Your movie star question is interesting, Drew. I don't believe we have any true movie stars created in the last decade or so, no. It is like we've returned to a quasi-producer-controlled version of the studio system. When I think of movie stars, Tom Cruise is up there, but two of his movies that I absolutely loved and saw in theaters, Oblivion and Edge of Tomorrow (aka Live. Die. Repeat.), were lukewarmly received by crowds. I don't think they lost money, but they didn't hit like Cruise and the studio hoped they would. Tom Hanks is a movie star. I will go see any movie in which he stars. Tom Hanks is a bonafide MOVIE STAR. I think Chris Pratt can get there. Right now, he's working smartly in the system as it exists today. He is part of two huge IPs and is now part of the PIXAR family. Chris Pratt is like a younger, more bankable Paul Rudd in that there isn't anything he seemingly can't do. I would like to see Chris Pratt take some risks. I would like to see Chris Pratt find a passion-project indie film that he just NEEDS to make where he works for scale and bares his soul. I would even love to see Chris Pratt in a great romantic comedy in the tradition of When Harry Met Sally or Sleepless in Seattle. We all know who is partner on screen would need to be for that: Jennifer Lawrence. Speaking of, I liked the questions posed by Passengers. I don't think everything in the movie worked, but I think part of the issue were people putting some politics into the film where it didn't necessarily belong and it made them miss the point which was more about exploring shared human experience and the act of forgiveness than what was in the air during the film's release.
I'd like to amend my earlier statement. Jennifer Lawrence is the one actor or actress who has become a movie star in the last ten years. She can open a big film or a small film. She possess the ability to do comedy and drama in equal measure even though she's not yet taken a chance on a big comedy yet. She can work on the indie scene and in the blockbusters and never lose credibility in either. I will go see a movie because Jennifer Lawrence is in that movie.
In the last 20 years, I think Christian Bale also fits that bill, and like Jennifer Lawrence, I would kill for someone to cast him in a comedy because his timing and sense of humor is impeccable. And like Lawrence, I will see a film because Christian Bale is in it. Even if I have no interest in the film, like the God-awful Terminator movie he did.

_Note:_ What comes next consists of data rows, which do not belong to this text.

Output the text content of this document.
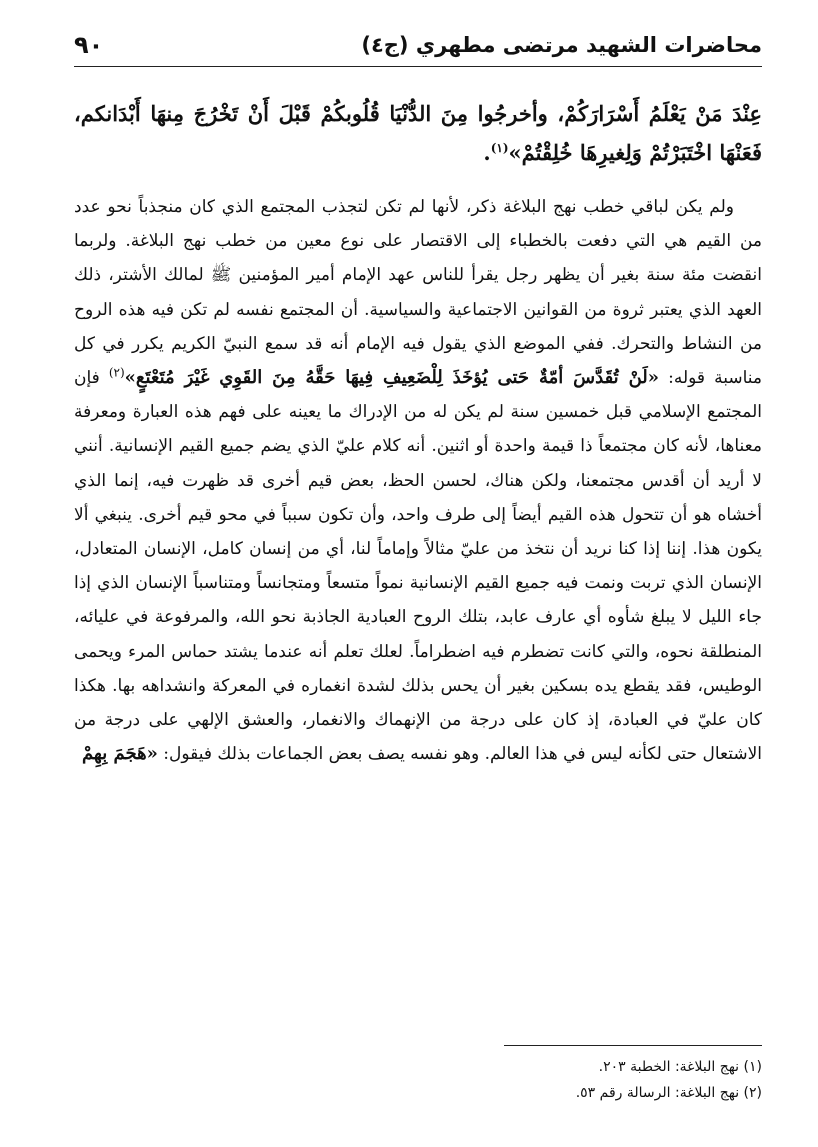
محاضرات الشهيد مرتضى مطهري (ج٤)
٩٠
عِنْدَ مَنْ يَعْلَمُ أَسْرَارَكُمْ، وأخرجُوا مِنَ الدُّنْيَا قُلُوبكُمْ قَبْلَ أَنْ تَخْرُجَ مِنهَا أَبْدَانكم، فَعَنْهَا اخْتَبَرْتُمْ وَلِغيرِهَا خُلِقْتُمْ»$^{(١)}$.

ولم يكن لباقي خطب نهج البلاغة ذكر، لأنها لم تكن لتجذب المجتمع الذي كان منجذباً نحو عدد من القيم هي التي دفعت بالخطباء إلى الاقتصار على نوع معين من خطب نهج البلاغة. ولربما انقضت مئة سنة بغير أن يظهر رجل يقرأ للناس عهد الإمام أمير المؤمنين ﷺ لمالك الأشتر، ذلك العهد الذي يعتبر ثروة من القوانين الاجتماعية والسياسية. أن المجتمع نفسه لم تكن فيه هذه الروح من النشاط والتحرك. ففي الموضع الذي يقول فيه الإمام أنه قد سمع النبيّ الكريم يكرر في كل مناسبة قوله: «لَنْ تُقَدَّسَ أمّةٌ حَتى يُؤخَذَ لِلْضَعِيفِ فِيهَا حَقَّهُ مِنَ القَوِي غَيْرَ مُتَعْتَعٍ»$^{(٢)}$ فإن المجتمع الإسلامي قبل خمسين سنة لم يكن له من الإدراك ما يعينه على فهم هذه العبارة ومعرفة معناها، لأنه كان مجتمعاً ذا قيمة واحدة أو اثنين. أنه كلام عليّ الذي يضم جميع القيم الإنسانية. أنني لا أريد أن أقدس مجتمعنا، ولكن هناك، لحسن الحظ، بعض قيم أخرى قد ظهرت فيه، إنما الذي أخشاه هو أن تتحول هذه القيم أيضاً إلى طرف واحد، وأن تكون سبباً في محو قيم أخرى. ينبغي ألا يكون هذا. إننا إذا كنا نريد أن نتخذ من عليّ مثالاً وإماماً لنا، أي من إنسان كامل، الإنسان المتعادل، الإنسان الذي تربت ونمت فيه جميع القيم الإنسانية نمواً متسعاً ومتجانساً ومتناسباً الإنسان الذي إذا جاء الليل لا يبلغ شأوه أي عارف عابد، بتلك الروح العبادية الجاذبة نحو الله، والمرفوعة في عليائه، المنطلقة نحوه، والتي كانت تضطرم فيه اضطراماً. لعلك تعلم أنه عندما يشتد حماس المرء ويحمى الوطيس، فقد يقطع يده بسكين بغير أن يحس بذلك لشدة انغماره في المعركة وانشداهه بها. هكذا كان عليّ في العبادة، إذ كان على درجة من الإنهماك والانغمار، والعشق الإلهي على درجة من الاشتعال حتى لكأنه ليس في هذا العالم. وهو نفسه يصف بعض الجماعات بذلك فيقول: «هَجَمَ بِهِمْ

(١) نهج البلاغة: الخطبة ٢٠٣.
(٢) نهج البلاغة: الرسالة رقم ٥٣.
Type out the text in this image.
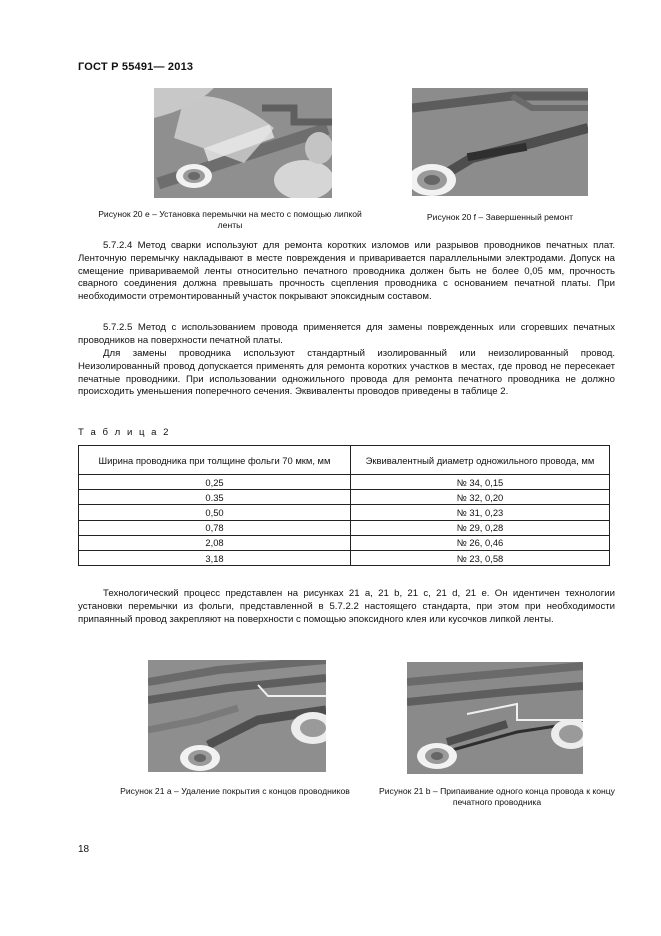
ГОСТ Р 55491— 2013
Рисунок 20 е – Установка перемычки на место с помощью липкой ленты
Рисунок 20 f – Завершенный ремонт

5.7.2.4 Метод сварки используют для ремонта коротких изломов или разрывов проводников печатных плат. Ленточную перемычку накладывают в месте повреждения и приваривается параллельными электродами. Допуск на смещение привариваемой ленты относительно печатного проводника должен быть не более 0,05 мм, прочность сварного соединения должна превышать прочность сцепления проводника с основанием печатной платы. При необходимости отремонтированный участок покрывают эпоксидным составом.

5.7.2.5 Метод с использованием провода применяется для замены поврежденных или сгоревших печатных проводников на поверхности печатной платы.

Для замены проводника используют стандартный изолированный или неизолированный провод. Неизолированный провод допускается применять для ремонта коротких участков в местах, где провод не пересекает печатные проводники. При использовании одножильного провода для ремонта печатного проводника не должно происходить уменьшения поперечного сечения. Эквиваленты проводов приведены в таблице 2.

Т а б л и ц а 2
Ширина проводника при толщине фольги 70 мкм, мм	Эквивалентный диаметр одножильного провода, мм
0,25	№ 34, 0,15
0.35	№ 32, 0,20
0,50	№ 31, 0,23
0,78	№ 29, 0,28
2,08	№ 26, 0,46
3,18	№ 23, 0,58

Технологический процесс представлен на рисунках 21 a, 21 b, 21 c, 21 d, 21 e. Он идентичен технологии установки перемычки из фольги, представленной в 5.7.2.2 настоящего стандарта, при этом при необходимости припаянный провод закрепляют на поверхности с помощью эпоксидного клея или кусочков липкой ленты.

Рисунок 21 а – Удаление покрытия с концов проводников	Рисунок 21 b – Припаивание одного конца провода к концу печатного проводника
18
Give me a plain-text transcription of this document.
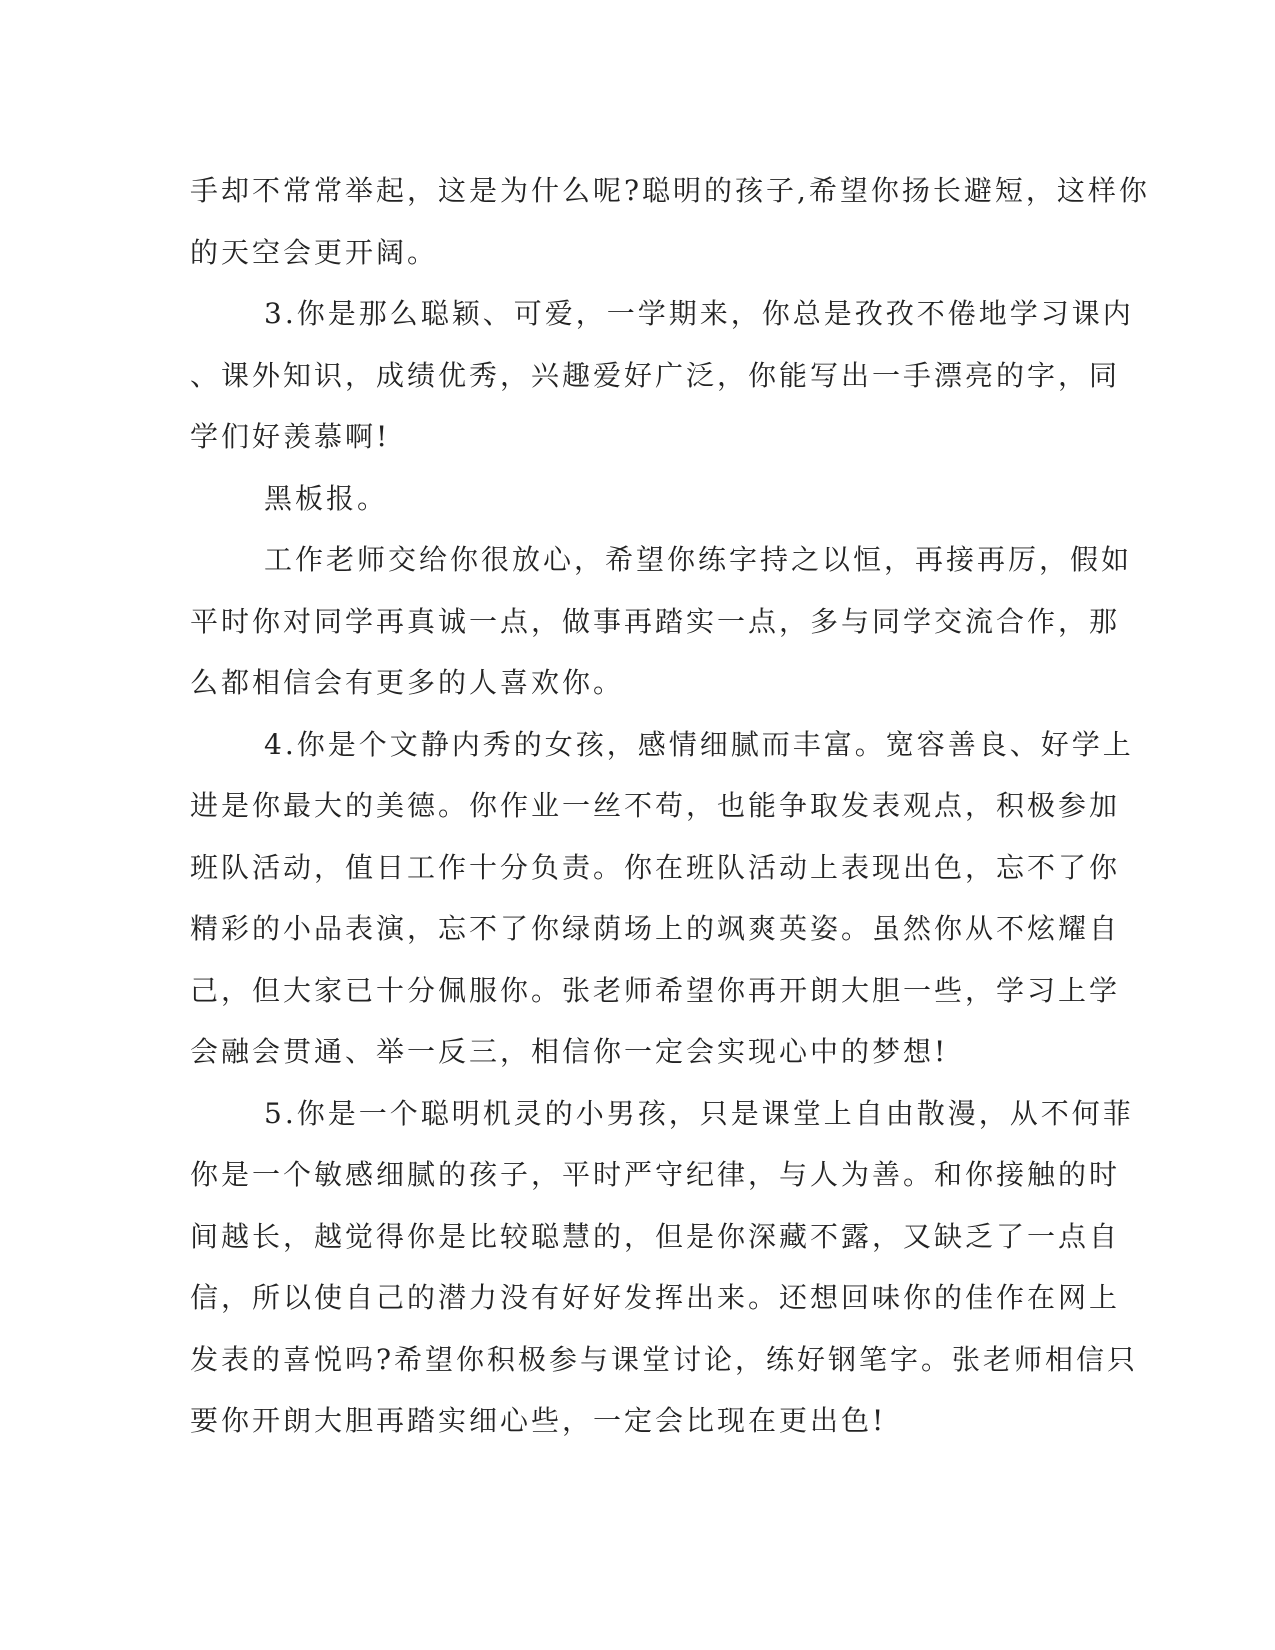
手却不常常举起，这是为什么呢?聪明的孩子,希望你扬长避短，这样你
的天空会更开阔。
3.你是那么聪颖、可爱，一学期来，你总是孜孜不倦地学习课内
、课外知识，成绩优秀，兴趣爱好广泛，你能写出一手漂亮的字，同
学们好羡慕啊!
黑板报。
工作老师交给你很放心，希望你练字持之以恒，再接再厉，假如
平时你对同学再真诚一点，做事再踏实一点，多与同学交流合作，那
么都相信会有更多的人喜欢你。
4.你是个文静内秀的女孩，感情细腻而丰富。宽容善良、好学上
进是你最大的美德。你作业一丝不苟，也能争取发表观点，积极参加
班队活动，值日工作十分负责。你在班队活动上表现出色，忘不了你
精彩的小品表演，忘不了你绿荫场上的飒爽英姿。虽然你从不炫耀自
己，但大家已十分佩服你。张老师希望你再开朗大胆一些，学习上学
会融会贯通、举一反三，相信你一定会实现心中的梦想!
5.你是一个聪明机灵的小男孩，只是课堂上自由散漫，从不何菲
你是一个敏感细腻的孩子，平时严守纪律，与人为善。和你接触的时
间越长，越觉得你是比较聪慧的，但是你深藏不露，又缺乏了一点自
信，所以使自己的潜力没有好好发挥出来。还想回味你的佳作在网上
发表的喜悦吗?希望你积极参与课堂讨论，练好钢笔字。张老师相信只
要你开朗大胆再踏实细心些，一定会比现在更出色!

As for Amazing Stories, I was a bit young when it premiered, but the one episode that stuck out to me (or maybe it was in the TV Movie, I can't remember?) was Kevin Costner as a WWII bomber pilot and Casey Siemaszko was a belly gunner who was stuck in turret and couldn't get out, and the landing gear was also damaged. You can see the predicament. I thought that was a story that lived up to the name.